Is Royal Dutch Shell plc Still a Good Investment?

Is Royal Dutch Shell plc Still a Good Investment?

Royal Dutch Shell plc CEO Ben van Beurden recently warned that the company would miss fourth quarter expectations by a wide margin. Mr Beurden, who became the head of the Anglo-Dutch company two weeks ago, said adjusted earnings for the fourth quarter would be around $2.9 billion versus analyst expectations of $4.9 billion.

The stock fell by 4% before recovering and finishing down 0.9%.

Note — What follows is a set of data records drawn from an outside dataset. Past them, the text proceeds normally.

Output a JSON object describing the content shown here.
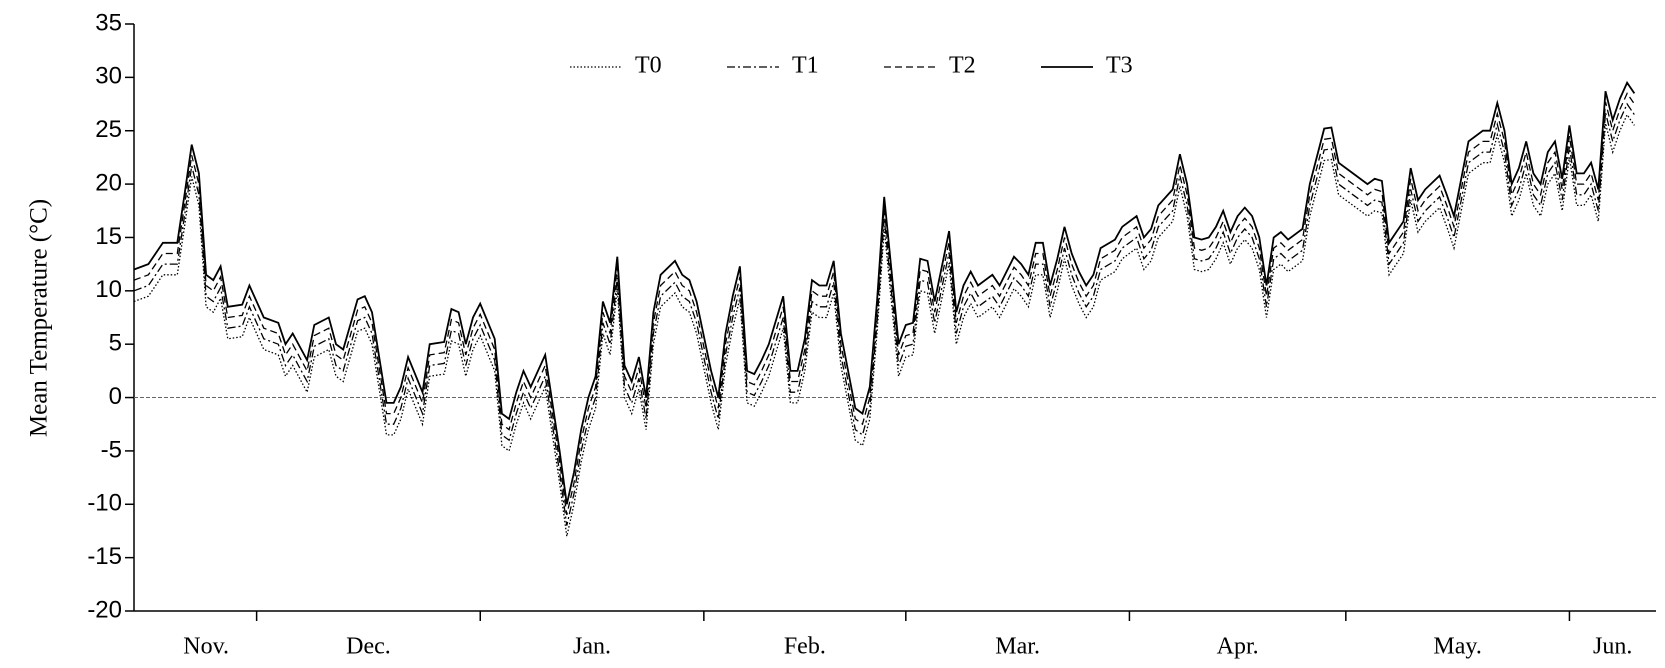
{
  "chart_data": {
    "type": "line",
    "y_label": "Mean Temperature (°C)",
    "x": [
      13,
      15,
      17,
      19,
      20,
      21,
      22,
      23,
      24,
      25,
      26,
      28,
      29,
      31,
      33,
      34,
      35,
      37,
      38,
      40,
      41,
      42,
      44,
      45,
      46,
      48,
      49,
      50,
      51,
      53,
      54,
      56,
      57,
      58,
      59,
      60,
      61,
      63,
      64,
      65,
      66,
      67,
      68,
      70,
      72,
      73,
      74,
      75,
      76,
      77,
      78,
      79,
      80,
      81,
      82,
      83,
      84,
      85,
      86,
      88,
      89,
      90,
      91,
      93,
      94,
      95,
      96,
      97,
      98,
      99,
      100,
      101,
      103,
      104,
      105,
      106,
      107,
      108,
      109,
      110,
      111,
      113,
      114,
      115,
      116,
      117,
      118,
      119,
      120,
      121,
      122,
      123,
      124,
      126,
      127,
      128,
      129,
      130,
      132,
      133,
      135,
      136,
      137,
      138,
      139,
      140,
      141,
      142,
      143,
      144,
      145,
      146,
      147,
      149,
      150,
      152,
      153,
      154,
      155,
      157,
      158,
      159,
      160,
      161,
      162,
      163,
      164,
      165,
      166,
      167,
      168,
      169,
      170,
      171,
      172,
      173,
      175,
      176,
      178,
      179,
      180,
      182,
      184,
      185,
      186,
      187,
      189,
      190,
      191,
      192,
      194,
      195,
      196,
      198,
      200,
      201,
      202,
      203,
      204,
      205,
      206,
      207,
      208,
      209,
      210,
      211,
      212,
      213,
      214,
      215,
      216,
      217,
      218,
      219,
      220,
      221
    ],
    "series": [
      {
        "name": "T0",
        "color": "#000000",
        "dash": "dotted",
        "values": [
          9,
          9.5,
          11.5,
          11.5,
          16,
          20.7,
          18,
          8.5,
          8,
          9.3,
          5.5,
          5.7,
          7.5,
          4.5,
          4,
          2,
          3,
          0.5,
          3.8,
          4.5,
          2,
          1.5,
          6.2,
          6.5,
          5,
          -3.5,
          -3.5,
          -2,
          0.8,
          -2.5,
          2,
          2.2,
          5.3,
          5,
          2,
          4.5,
          5.8,
          2.5,
          -4.5,
          -5,
          -2.5,
          -0.5,
          -2,
          1,
          -8,
          -13,
          -10,
          -6,
          -3,
          -1,
          6,
          4,
          10.2,
          0,
          -1.5,
          0.8,
          -3,
          5,
          8.5,
          9.8,
          8.5,
          8,
          6,
          -0.5,
          -3,
          3,
          6.5,
          9.3,
          -0.5,
          -0.8,
          0.5,
          2,
          6.5,
          -0.5,
          -0.5,
          2.5,
          8,
          7.5,
          7.5,
          9.8,
          3,
          -4,
          -4.5,
          -2,
          6,
          15.8,
          9,
          2,
          3.8,
          4,
          10,
          9.8,
          6,
          12.6,
          5,
          7.5,
          8.8,
          7.5,
          8.5,
          7.5,
          10.2,
          9.5,
          8.5,
          11.5,
          11.5,
          7.5,
          10,
          13,
          10.5,
          8.8,
          7.5,
          8.5,
          11,
          11.8,
          13,
          14,
          12,
          12.8,
          15,
          16.5,
          19.8,
          17,
          12,
          11.8,
          12,
          13,
          14.5,
          12.5,
          14,
          14.8,
          14,
          12,
          7.5,
          12,
          12.5,
          11.8,
          12.8,
          17,
          22.2,
          22.3,
          19,
          18,
          17,
          17.5,
          17.3,
          11.5,
          13.5,
          18.5,
          15.5,
          16.5,
          17.8,
          16,
          14,
          21,
          22,
          22,
          24.6,
          22,
          17,
          18.5,
          21,
          18,
          17,
          20,
          21,
          17.5,
          22.5,
          18,
          18,
          19,
          16.5,
          25.7,
          23,
          25,
          26.5,
          25.5
        ]
      },
      {
        "name": "T1",
        "color": "#000000",
        "dash": "dashdot",
        "values": [
          10,
          10.5,
          12.5,
          12.5,
          17,
          21.7,
          19,
          9.5,
          9,
          10.3,
          6.5,
          6.7,
          8.5,
          5.5,
          5,
          3,
          4,
          1.5,
          4.8,
          5.5,
          3,
          2.5,
          7.2,
          7.5,
          6,
          -2.5,
          -2.5,
          -1,
          1.8,
          -1.5,
          3,
          3.2,
          6.3,
          6,
          3,
          5.5,
          6.8,
          3.5,
          -3.5,
          -4,
          -1.5,
          0.5,
          -1,
          2,
          -7,
          -12,
          -9,
          -5,
          -2,
          0,
          7,
          5,
          11.2,
          1,
          -0.5,
          1.8,
          -2,
          6,
          9.5,
          10.8,
          9.5,
          9,
          7,
          0.5,
          -2,
          4,
          7.5,
          10.3,
          0.5,
          0.2,
          1.5,
          3,
          7.5,
          0.5,
          0.5,
          3.5,
          9,
          8.5,
          8.5,
          10.8,
          4,
          -3,
          -3.5,
          -1,
          7,
          16.8,
          10,
          3,
          4.8,
          5,
          11,
          10.8,
          7,
          13.6,
          6,
          8.5,
          9.8,
          8.5,
          9.5,
          8.5,
          11.2,
          10.5,
          9.5,
          12.5,
          12.5,
          8.5,
          11,
          14,
          11.5,
          9.8,
          8.5,
          9.5,
          12,
          12.8,
          14,
          15,
          13,
          13.8,
          16,
          17.5,
          20.8,
          18,
          13,
          12.8,
          13,
          14,
          15.5,
          13.5,
          15,
          15.8,
          15,
          13,
          8.5,
          13,
          13.5,
          12.8,
          13.8,
          18,
          23.2,
          23.3,
          20,
          19,
          18,
          18.5,
          18.3,
          12.5,
          14.5,
          19.5,
          16.5,
          17.5,
          18.8,
          17,
          15,
          22,
          23,
          23,
          25.6,
          23,
          18,
          19.5,
          22,
          19,
          18,
          21,
          22,
          18.5,
          23.5,
          19,
          19,
          20,
          17.5,
          26.7,
          24,
          26,
          27.5,
          26.5
        ]
      },
      {
        "name": "T2",
        "color": "#000000",
        "dash": "dashed",
        "values": [
          11,
          11.5,
          13.5,
          13.5,
          18,
          22.7,
          20,
          10.5,
          10,
          11.3,
          7.5,
          7.7,
          9.5,
          6.5,
          6,
          4,
          5,
          2.5,
          5.8,
          6.5,
          4,
          3.5,
          8.2,
          8.5,
          7,
          -1.5,
          -1.5,
          0,
          2.8,
          -0.5,
          4,
          4.2,
          7.3,
          7,
          4,
          6.5,
          7.8,
          4.5,
          -2.5,
          -3,
          -0.5,
          1.5,
          0,
          3,
          -6,
          -11,
          -8,
          -4,
          -1,
          1,
          8,
          6,
          12.2,
          2,
          0.5,
          2.8,
          -1,
          7,
          10.5,
          11.8,
          10.5,
          10,
          8,
          1.5,
          -1,
          5,
          8.5,
          11.3,
          1.5,
          1.2,
          2.5,
          4,
          8.5,
          1.5,
          1.5,
          4.5,
          10,
          9.5,
          9.5,
          11.8,
          5,
          -2,
          -2.5,
          0,
          8,
          17.8,
          11,
          4,
          5.8,
          6,
          12,
          11.8,
          8,
          14.6,
          7,
          9.5,
          10.8,
          9.5,
          10.5,
          9.5,
          12.2,
          11.5,
          10.5,
          13.5,
          13.5,
          9.5,
          12,
          15,
          12.5,
          10.8,
          9.5,
          10.5,
          13,
          13.8,
          15,
          16,
          14,
          14.8,
          17,
          18.5,
          21.8,
          19,
          14,
          13.8,
          14,
          15,
          16.5,
          14.5,
          16,
          16.8,
          16,
          14,
          9.5,
          14,
          14.5,
          13.8,
          14.8,
          19,
          24.2,
          24.3,
          21,
          20,
          19,
          19.5,
          19.3,
          13.5,
          15.5,
          20.5,
          17.5,
          18.5,
          19.8,
          18,
          16,
          23,
          24,
          24,
          26.6,
          24,
          19,
          20.5,
          23,
          20,
          19,
          22,
          23,
          19.5,
          24.5,
          20,
          20,
          21,
          18.5,
          27.7,
          25,
          27,
          28.5,
          27.5
        ]
      },
      {
        "name": "T3",
        "color": "#000000",
        "dash": "solid",
        "values": [
          12,
          12.5,
          14.5,
          14.5,
          19,
          23.7,
          21,
          11.5,
          11,
          12.3,
          8.5,
          8.7,
          10.5,
          7.5,
          7,
          5,
          6,
          3.5,
          6.8,
          7.5,
          5,
          4.5,
          9.2,
          9.5,
          8,
          -0.5,
          -0.5,
          1,
          3.8,
          0.5,
          5,
          5.2,
          8.3,
          8,
          5,
          7.5,
          8.8,
          5.5,
          -1.5,
          -2,
          0.5,
          2.5,
          1,
          4,
          -5,
          -10,
          -7,
          -3,
          0,
          2,
          9,
          7,
          13.2,
          3,
          1.5,
          3.8,
          0,
          8,
          11.5,
          12.8,
          11.5,
          11,
          9,
          2.5,
          0,
          6,
          9.5,
          12.3,
          2.5,
          2.2,
          3.5,
          5,
          9.5,
          2.5,
          2.5,
          5.5,
          11,
          10.5,
          10.5,
          12.8,
          6,
          -1,
          -1.5,
          1,
          9,
          18.8,
          12,
          5,
          6.8,
          7,
          13,
          12.8,
          9,
          15.6,
          8,
          10.5,
          11.8,
          10.5,
          11.5,
          10.5,
          13.2,
          12.5,
          11.5,
          14.5,
          14.5,
          10.5,
          13,
          16,
          13.5,
          11.8,
          10.5,
          11.5,
          14,
          14.8,
          16,
          17,
          15,
          15.8,
          18,
          19.5,
          22.8,
          20,
          15,
          14.8,
          15,
          16,
          17.5,
          15.5,
          17,
          17.8,
          17,
          15,
          10.5,
          15,
          15.5,
          14.8,
          15.8,
          20,
          25.2,
          25.3,
          22,
          21,
          20,
          20.5,
          20.3,
          14.5,
          16.5,
          21.5,
          18.5,
          19.5,
          20.8,
          19,
          17,
          24,
          25,
          25,
          27.6,
          25,
          20,
          21.5,
          24,
          21,
          20,
          23,
          24,
          20.5,
          25.5,
          21,
          21,
          22,
          19.5,
          28.7,
          26,
          28,
          29.5,
          28.5
        ]
      }
    ],
    "xlim": [
      13,
      224
    ],
    "month_boundaries": [
      30,
      61,
      92,
      120,
      151,
      181,
      212
    ],
    "month_labels": [
      {
        "value": 23,
        "label": "Nov."
      },
      {
        "value": 45.5,
        "label": "Dec."
      },
      {
        "value": 76.5,
        "label": "Jan."
      },
      {
        "value": 106,
        "label": "Feb."
      },
      {
        "value": 135.5,
        "label": "Mar."
      },
      {
        "value": 166,
        "label": "Apr."
      },
      {
        "value": 196.5,
        "label": "May."
      },
      {
        "value": 218,
        "label": "Jun."
      }
    ],
    "ylim": [
      -20,
      35
    ],
    "yticks": [
      -20,
      -15,
      -10,
      -5,
      0,
      5,
      10,
      15,
      20,
      25,
      30,
      35
    ],
    "zero_line": true,
    "legend": "top"
  }
}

The expected miss is a result of higher costs in exploration and refining and lower production in oil. Oil exploration is becoming more and more expensive now that the easy oil is gone. Refining in Europe is increasingly a losing proposition with American refiners using cheaper WTI and $4/MMBTU natural gas for inputs versus the more expensive Brent and $11/MMBTU natural gas for European refiners.

Royal Dutch Shell also saw lower oil production due to instability in Nigeria.

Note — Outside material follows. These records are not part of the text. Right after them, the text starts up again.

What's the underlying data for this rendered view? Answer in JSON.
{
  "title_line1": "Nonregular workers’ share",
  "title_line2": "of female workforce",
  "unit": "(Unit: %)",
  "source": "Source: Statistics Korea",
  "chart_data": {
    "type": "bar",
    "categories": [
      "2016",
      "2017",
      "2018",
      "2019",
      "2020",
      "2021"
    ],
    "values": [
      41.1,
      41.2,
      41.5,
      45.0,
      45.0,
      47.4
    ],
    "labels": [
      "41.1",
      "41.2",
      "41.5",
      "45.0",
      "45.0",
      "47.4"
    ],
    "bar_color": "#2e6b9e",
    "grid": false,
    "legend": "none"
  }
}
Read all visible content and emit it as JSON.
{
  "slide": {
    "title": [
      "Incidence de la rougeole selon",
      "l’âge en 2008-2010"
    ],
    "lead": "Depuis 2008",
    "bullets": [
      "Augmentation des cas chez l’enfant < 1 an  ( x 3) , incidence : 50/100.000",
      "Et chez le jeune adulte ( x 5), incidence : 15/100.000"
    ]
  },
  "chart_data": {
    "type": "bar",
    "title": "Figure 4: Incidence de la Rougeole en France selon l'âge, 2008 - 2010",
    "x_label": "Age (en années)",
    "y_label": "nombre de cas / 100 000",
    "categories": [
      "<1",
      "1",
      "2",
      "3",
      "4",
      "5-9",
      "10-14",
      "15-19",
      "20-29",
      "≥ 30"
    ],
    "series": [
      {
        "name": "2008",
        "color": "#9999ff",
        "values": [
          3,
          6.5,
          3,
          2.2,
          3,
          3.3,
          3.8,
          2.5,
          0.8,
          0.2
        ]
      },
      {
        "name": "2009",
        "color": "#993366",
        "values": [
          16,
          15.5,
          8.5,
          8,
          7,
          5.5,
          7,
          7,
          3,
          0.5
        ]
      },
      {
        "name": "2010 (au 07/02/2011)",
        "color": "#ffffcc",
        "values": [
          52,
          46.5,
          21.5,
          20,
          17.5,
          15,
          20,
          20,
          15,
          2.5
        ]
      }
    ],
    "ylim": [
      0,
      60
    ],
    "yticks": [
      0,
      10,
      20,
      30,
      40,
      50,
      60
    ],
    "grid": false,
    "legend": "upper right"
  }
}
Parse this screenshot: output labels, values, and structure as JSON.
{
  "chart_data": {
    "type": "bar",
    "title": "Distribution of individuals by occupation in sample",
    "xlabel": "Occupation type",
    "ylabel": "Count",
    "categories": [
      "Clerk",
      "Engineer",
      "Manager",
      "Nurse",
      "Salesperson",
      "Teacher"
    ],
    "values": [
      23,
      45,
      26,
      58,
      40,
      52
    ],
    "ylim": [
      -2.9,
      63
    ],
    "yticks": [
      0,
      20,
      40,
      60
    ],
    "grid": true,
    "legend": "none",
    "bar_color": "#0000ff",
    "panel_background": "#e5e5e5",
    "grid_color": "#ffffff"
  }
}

The company is not alone in feeling the pain. Fellow super-major Chevron recently warned that its fourth-quarter upstream earnings would not meet expectations due to lower oil production. Chevron's total earnings, however, will be comparable to its third-quarter total.

Short-term headwinds
Integrated oil majors generally make most of their profits upstream. In 2012, Chevron realized profits of $23.7 billion upstream versus $4.3 billion downstream. For the same year, Royal Dutch Shell earned $22.1 billion upstream versus $5.3 billion downstream.

Of the three super-majors, ExxonMobil is the most diversified. For 2012, it earned $29.9 billion upstream out of its total $44.9 net income.

Upstream profits depend on high Brent prices. Unfortunately several factors currently hinder Brent's rise:

  • Expectations of rising oil production and eventual exports from Iran

  • Lower risk premium for crude oil due to U.S. detente with Iran

  • Rising oil exports from Iraq (although this region may be unstable)

  • China's economy is still weak -- China's implied oil demand rose by only 1.6% in 2013

  • Saudi Arabia, which has historically cut production to prop up oil prices in times of oversupply, recently said it will no longer unilaterally cut oil production unless other OPEC countries do as well -- Saudi Arabia needs as much oil revenue as it can get to finance its generous social programs

  • Continued increase in U.S. oil production due to the shale revolution: According to the Energy Information Agency, U.S. crude oil production rose by 1 million barrels/d in 2013 to reach the highest level in 24 years -- the U.S. increase in oil production was higher than the combined increase of oil production in the rest of the world

  • Higher vehicle efficiency mandates: The White House has a mandate of reaching average fuel economy of 54.5 miles per gallon for vehicles by 2025 -- the mandate will save 12 billion barrels of oil.

While their upstream revenue growth is largely constrained due to range-bound Brent, Royal Dutch Shell and other super-majors are seeing higher production costs. They are seeing higher costs because they are increasingly competing against well-funded national oil companies and Chinese oil companies whose number one objective may not be to optimize profits. These state companies sometimes bid up projects to unattractive levels.

The bottom line
To counter short-term headwinds and improve capital allocation efficiency, Royal Dutch Shell announced that it will divest $15 billion in non-core assets over the next two years. The company canceled plans to build a $20 billion gas-to-liquids plant in Louisiana last month. It recently sold some projects in the North Sea. It may also divest some of its assets in Nigeria.

In the long term, Royal Dutch Shell should still do well. Management expects annual production to increase to 4 million bboe/d by 2017 from the current 3.3 million bboe/d. If management can execute, even if the price of Brent stays the same, Royal Dutch Shell will see higher profits based on production volume increases alone.

Another positive is that Royal Dutch Shell is the world leader in LNG, with 22 million tons of LNG production in 2013. LNG demand is increasing rapidly. Many analysts expect LNG demand to double to 500 million tons a year by 2025.

By warning before earnings on January 30, Beurden is getting the bad items out of the way so he can work with a clean slate. Large oil companies optimize their energy portfolios for the long term, so they may at times disappoint in the short term. If Royal Dutch Shell can improve its capital allocation efficiency, it will continue to be a good investment for the long term.